There are some patents, well past the end of their productive life, that Oracle could release. This could give MySQL a few neat features that would improve performance. But these are small incremental gains at best. There’s also no selective release here. Once those techniques are in a GPL code base, they’re up for grabs by any open source project.

They could dump lesser versions of various core technologies into MySQL in order to set up a smooth transition to their proprietary products. This would introduce a lot of the “bloat” that made MySQL so popular in the first place. I think we’d see more nimble forks appear in no time. Not a great strategy.

Then there’s the philosophical differential. The one thing that’s evident from my work with Joomla, and my observation of other solutions in the same space, is that success in open source is all about building a strong collaborative culture around the product. While this isn’t incompatible with running a profitable business, it is incompatible with the traditional “destroy the competition” approach. On the surface, capitalism in open source is not going to mix well with the capitalism as warfare.

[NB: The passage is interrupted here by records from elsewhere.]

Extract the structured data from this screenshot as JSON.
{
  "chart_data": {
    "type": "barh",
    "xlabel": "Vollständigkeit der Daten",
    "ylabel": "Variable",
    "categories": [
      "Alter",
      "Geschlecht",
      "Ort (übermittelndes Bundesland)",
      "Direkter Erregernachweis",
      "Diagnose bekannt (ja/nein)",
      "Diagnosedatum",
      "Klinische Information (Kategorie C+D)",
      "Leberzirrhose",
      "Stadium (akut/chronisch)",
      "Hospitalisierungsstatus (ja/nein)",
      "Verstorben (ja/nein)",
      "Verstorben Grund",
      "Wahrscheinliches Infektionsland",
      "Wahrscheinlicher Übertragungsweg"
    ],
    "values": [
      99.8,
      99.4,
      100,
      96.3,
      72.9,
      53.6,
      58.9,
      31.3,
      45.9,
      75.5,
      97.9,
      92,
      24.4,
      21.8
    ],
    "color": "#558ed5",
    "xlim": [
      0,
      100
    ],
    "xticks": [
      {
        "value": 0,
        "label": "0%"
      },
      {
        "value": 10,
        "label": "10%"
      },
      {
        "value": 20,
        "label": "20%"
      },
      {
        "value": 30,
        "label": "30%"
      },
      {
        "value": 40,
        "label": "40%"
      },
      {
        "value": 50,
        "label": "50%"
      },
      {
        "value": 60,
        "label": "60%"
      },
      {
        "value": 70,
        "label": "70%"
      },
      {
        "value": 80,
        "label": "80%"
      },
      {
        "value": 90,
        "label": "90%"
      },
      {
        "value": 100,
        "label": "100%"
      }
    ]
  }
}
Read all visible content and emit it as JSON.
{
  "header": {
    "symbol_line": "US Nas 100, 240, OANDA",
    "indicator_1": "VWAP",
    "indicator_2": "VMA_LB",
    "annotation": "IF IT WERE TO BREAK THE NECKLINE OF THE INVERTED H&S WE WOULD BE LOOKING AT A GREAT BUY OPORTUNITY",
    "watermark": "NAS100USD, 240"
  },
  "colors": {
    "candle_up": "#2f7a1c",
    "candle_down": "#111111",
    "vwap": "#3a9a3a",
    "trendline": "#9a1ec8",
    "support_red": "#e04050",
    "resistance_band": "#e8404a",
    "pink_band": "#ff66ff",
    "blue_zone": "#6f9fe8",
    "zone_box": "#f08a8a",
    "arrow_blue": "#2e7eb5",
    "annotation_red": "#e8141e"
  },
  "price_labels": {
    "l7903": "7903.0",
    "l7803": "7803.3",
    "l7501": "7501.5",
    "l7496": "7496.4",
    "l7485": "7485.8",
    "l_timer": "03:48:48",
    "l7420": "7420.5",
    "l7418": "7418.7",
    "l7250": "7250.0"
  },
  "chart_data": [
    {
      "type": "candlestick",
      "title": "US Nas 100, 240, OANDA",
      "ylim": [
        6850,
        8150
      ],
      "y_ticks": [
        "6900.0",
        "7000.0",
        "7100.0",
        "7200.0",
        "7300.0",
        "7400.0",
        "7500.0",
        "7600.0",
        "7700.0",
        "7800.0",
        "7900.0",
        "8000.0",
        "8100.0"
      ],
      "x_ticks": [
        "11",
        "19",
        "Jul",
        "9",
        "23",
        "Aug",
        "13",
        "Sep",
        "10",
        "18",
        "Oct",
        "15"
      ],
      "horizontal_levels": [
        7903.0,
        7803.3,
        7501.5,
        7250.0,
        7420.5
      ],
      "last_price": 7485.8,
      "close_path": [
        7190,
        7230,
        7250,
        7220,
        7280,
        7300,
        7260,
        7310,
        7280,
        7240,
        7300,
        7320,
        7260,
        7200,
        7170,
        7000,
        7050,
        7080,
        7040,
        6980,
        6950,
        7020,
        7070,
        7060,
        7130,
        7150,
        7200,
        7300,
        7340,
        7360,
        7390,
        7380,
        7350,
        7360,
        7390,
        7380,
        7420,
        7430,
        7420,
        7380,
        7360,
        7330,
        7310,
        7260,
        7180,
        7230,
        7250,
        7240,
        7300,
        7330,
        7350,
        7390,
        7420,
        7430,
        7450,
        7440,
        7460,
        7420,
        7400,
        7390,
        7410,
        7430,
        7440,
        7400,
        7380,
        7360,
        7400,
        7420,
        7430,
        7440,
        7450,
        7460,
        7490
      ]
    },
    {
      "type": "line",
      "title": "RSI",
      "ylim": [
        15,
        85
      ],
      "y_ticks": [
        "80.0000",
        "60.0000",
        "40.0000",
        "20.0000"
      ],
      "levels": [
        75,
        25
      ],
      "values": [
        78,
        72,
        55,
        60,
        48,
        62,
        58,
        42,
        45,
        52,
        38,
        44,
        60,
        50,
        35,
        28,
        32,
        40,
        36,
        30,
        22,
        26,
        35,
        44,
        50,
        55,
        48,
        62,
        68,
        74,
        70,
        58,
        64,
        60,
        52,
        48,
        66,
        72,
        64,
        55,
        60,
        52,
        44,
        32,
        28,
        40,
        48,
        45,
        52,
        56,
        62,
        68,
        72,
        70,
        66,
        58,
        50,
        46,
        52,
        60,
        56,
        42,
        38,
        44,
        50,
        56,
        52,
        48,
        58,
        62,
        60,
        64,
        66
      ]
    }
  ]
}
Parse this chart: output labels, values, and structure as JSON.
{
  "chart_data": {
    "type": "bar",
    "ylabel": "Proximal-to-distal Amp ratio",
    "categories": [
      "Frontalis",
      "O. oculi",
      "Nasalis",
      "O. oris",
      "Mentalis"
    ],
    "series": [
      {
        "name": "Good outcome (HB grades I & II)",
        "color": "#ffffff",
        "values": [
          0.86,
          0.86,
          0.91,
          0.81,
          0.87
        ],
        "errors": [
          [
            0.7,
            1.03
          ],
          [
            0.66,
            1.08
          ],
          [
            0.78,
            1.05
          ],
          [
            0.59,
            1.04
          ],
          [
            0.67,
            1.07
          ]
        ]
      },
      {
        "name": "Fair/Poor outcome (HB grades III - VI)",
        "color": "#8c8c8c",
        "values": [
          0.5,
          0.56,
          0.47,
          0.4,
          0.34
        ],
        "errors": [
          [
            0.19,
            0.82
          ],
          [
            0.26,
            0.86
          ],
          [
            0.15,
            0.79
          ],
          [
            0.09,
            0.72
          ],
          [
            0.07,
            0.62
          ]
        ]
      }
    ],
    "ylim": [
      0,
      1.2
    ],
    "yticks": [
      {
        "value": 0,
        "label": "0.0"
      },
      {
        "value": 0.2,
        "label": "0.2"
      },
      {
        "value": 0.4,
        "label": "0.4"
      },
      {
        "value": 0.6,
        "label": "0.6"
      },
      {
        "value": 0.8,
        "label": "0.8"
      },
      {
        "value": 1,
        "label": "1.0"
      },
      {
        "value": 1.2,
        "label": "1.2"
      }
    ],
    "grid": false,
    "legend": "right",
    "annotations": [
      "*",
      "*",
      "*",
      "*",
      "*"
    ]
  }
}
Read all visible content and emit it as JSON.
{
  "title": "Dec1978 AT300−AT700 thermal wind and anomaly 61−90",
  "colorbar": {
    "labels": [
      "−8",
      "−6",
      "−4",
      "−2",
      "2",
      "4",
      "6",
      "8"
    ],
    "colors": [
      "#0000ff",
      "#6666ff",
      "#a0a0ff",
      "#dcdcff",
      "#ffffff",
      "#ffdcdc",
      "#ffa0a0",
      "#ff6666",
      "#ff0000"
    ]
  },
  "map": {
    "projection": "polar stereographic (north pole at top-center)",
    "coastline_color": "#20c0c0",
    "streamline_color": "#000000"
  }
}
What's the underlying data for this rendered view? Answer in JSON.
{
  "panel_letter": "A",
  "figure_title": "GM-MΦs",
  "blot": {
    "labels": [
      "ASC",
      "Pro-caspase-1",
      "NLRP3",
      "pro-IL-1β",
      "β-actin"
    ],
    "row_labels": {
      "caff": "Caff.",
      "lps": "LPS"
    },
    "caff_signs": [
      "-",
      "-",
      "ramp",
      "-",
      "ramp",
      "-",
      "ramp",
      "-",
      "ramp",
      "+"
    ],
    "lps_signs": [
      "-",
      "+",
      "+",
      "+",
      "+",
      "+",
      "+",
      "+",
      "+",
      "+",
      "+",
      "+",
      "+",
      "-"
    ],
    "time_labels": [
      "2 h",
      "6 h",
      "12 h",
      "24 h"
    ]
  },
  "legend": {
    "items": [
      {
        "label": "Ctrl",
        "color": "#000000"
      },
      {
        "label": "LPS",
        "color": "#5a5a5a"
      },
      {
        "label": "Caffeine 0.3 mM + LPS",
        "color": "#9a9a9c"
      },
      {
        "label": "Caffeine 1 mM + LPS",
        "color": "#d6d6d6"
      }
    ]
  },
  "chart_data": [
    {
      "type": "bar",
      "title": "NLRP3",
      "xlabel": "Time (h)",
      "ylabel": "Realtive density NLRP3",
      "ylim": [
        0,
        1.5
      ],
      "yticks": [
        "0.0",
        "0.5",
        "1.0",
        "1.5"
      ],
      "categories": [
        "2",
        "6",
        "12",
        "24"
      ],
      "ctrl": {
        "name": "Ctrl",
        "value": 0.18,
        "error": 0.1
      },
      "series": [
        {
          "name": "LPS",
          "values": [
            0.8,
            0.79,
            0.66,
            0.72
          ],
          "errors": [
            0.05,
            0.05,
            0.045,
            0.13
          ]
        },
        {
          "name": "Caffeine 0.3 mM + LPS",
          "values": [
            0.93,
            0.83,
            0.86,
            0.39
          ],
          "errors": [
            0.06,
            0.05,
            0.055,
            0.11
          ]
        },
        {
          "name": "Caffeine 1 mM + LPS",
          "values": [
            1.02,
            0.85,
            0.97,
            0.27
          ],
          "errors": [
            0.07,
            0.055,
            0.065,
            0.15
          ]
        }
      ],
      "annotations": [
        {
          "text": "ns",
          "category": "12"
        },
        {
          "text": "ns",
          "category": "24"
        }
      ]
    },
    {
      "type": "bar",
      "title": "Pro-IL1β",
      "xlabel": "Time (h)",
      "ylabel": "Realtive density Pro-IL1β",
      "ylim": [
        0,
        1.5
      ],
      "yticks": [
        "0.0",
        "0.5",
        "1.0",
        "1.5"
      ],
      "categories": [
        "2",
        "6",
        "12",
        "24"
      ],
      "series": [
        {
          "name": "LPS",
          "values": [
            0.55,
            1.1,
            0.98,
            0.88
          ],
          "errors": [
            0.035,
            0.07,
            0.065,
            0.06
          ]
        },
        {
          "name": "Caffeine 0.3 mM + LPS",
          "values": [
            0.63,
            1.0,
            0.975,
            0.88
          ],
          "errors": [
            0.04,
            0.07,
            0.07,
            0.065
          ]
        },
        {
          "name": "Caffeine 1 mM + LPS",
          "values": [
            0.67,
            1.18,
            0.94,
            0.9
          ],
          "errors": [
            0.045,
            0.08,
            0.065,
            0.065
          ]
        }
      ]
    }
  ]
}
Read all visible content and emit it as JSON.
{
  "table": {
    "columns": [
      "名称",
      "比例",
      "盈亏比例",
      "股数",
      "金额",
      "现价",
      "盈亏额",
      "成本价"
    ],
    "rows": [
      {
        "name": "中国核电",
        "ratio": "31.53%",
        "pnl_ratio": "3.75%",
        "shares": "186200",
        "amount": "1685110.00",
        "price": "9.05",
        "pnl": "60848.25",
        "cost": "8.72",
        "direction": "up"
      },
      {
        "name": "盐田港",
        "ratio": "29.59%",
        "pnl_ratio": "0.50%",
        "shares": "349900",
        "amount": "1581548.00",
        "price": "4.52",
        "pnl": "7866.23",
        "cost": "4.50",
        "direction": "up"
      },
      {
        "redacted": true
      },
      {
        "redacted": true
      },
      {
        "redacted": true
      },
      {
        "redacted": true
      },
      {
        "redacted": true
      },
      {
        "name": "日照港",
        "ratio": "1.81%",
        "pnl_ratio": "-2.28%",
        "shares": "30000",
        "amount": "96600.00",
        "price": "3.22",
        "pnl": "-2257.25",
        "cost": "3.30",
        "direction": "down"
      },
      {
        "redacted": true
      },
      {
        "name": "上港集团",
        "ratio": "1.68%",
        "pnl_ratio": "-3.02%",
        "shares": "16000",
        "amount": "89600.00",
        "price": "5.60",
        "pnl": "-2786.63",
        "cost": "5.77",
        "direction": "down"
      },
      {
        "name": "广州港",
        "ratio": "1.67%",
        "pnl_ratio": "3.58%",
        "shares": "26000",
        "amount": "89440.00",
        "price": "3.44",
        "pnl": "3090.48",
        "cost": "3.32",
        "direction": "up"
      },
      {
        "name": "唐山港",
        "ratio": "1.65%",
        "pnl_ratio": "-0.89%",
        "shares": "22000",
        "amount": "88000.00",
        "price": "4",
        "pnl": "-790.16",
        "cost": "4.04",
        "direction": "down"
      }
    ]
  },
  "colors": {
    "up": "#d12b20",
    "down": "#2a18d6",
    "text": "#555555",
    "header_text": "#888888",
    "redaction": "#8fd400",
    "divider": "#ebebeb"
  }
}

Then there’s the culture clash of Alpha Geek versus Alpha Capitalist. For a good example of this we need look no further than a blog post from Michael Widenius. He writes “Mr. Ellison, you are undoubtedly a master tactician. However, thinking two moves ahead in the open source world is not good enough. You need strategy. Long term, meaningful, viable strategy. You need to think years ahead, not just to the next fiscal quarter.” There’s nothing quite like a bonehead mix of arrogance and ignorance for your first move. Anyone who thinks Oracle got to the position it’s in by purely tactical moves that look “two moves ahead” is clueless. Then the icing: Widenius closes with “I’d love to speak with you about it”. Well, consider condescending to picking up the phone, buddy. If you think Larry’s going to read your blog and give you a call, you might consider getting back onto your meds (or off of them, either way a state change is in order).

Beyond Strategy, what About Mission?

If you take a step back and look at the mission behind Oracle’s numerous strategic moves over the years, you see their overarching mission: destroy Microsoft.

What’s most interesting about this is that this ethos is also deeply ingrained in the thinking of many open source developers. It’s a small step from “freedom from proprietary software” to “freedom from Microsoft” because Microsoft is the biggest, most obvious first target.

So there is a possibility that despite the cultural differential, Oracle may be viewing open source as a strategic weapon. It’s also worth noting that along with Sun, Oracle gets the services of Johnathan Schwartz, who has demonstrated a crystal clear understanding of the open source model. As Mitchell Ashley notes in “Converging on Microsoft”, Oracle is now in a good position to strike at Microsoft at a time of relative weakness.

If Ashley is right, Larry Ellison will become an active evangelist for open source, using Oracle’s position to drive at the core of Microsoft’s space. I’m sceptical of this. I don’t think the enterprise world is ready to accept the idea of mission critical applications as open source, and I don’t think Oracle’s enterprise business is served well by this just yet. That won’t slow Oracle down one bit. Johnathan Schwartz can become Oracle’s open source advocate, speaking for that part of the business. Open source is walking its way up from the bottom, from compilers to operating systems, through servers and databases. At each stage it takes a little time to gain credibility and foothold, but the value proposition is compelling. If Oracle backs MySQL and proves that it is a viable solution in Oracle’s original space, then it not only helps them advance their mission, it helps advance open source.

Predictions

Either way MySQL – or at least the code that is currently MySQL – is going to come through this just fine. That’s the GPL in action: it’s simply not possible acquire and kill good code.

I think we’re going to see the third scenario. Oracle’s support of Sun’s open source technologies will be strong and unconditional. But this support won’t extend to their enterprise applications. Not until the market is ready.

Whether I’m right or wrong, we’ll see something happen quickly, within two quarters of the closing of the acquisition.